The Uzi (Hebrew: עוזי, officially cased as UZI) is a related family of submachine guns. Smaller variants are considered machine pistols.
The first Uzi submachine gun was designed by Uziel Gal in the late 1940s. The prototype was finished in 1950, and initial service issue began in 1954.
Over its service lifetime, the Uzi was manufactured by Israel Military Industries, FN Herstal, and other manufacturers.
Overview:
The Uzi uses an open-bolt, blowback-operated design. It and the Czechoslovakian series 23 to 26 were the first weapons to use a "telescoping" ("overhung") bolt design, in which the bolt wraps around the breech end of the barrel (Hogg 1979:157-158).
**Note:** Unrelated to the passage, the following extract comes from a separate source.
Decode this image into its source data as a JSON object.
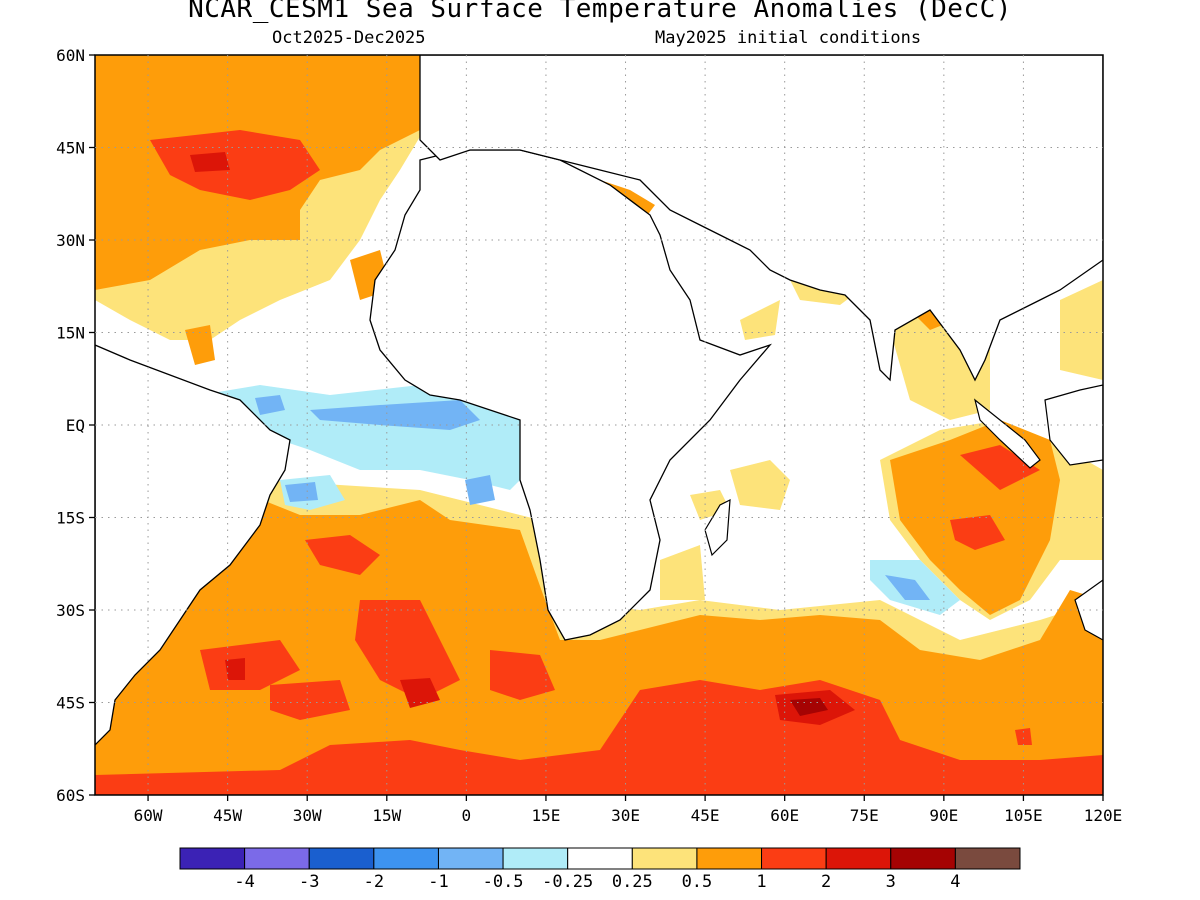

This allows the barrel to be moved far back into the receiver and the magazine to be housed in the pistol grip, allowing for a heavier, slower-firing bolt in a shorter, better-balanced weapon.
The weapon is constructed primarily from stamped sheet metal, making it less expensive per unit to manufacture than an equivalent design machined from forgings. With relatively few moving parts, the Uzi is easy to strip for maintenance or repair. The magazine is housed within the pistol grip, allowing for intuitive and easy reloading in dark or difficult conditions, under the principle of 'hand finds hand'. The pistol grip is fitted with a grip safety, making it difficult to fire accidentally. However, the protruding vertical magazine also makes the gun awkward to fire when prone.
When the gun is decocked, the ejector port closes, preventing entry of dust and dirt. Though the Uzi's stamped-metal receiver is equipped with pressed reinforcement slots to accept accumulated dirt and sand, the weapon can still jam with heavy accumulations of sand in desert combat conditions when not cleaned regularly.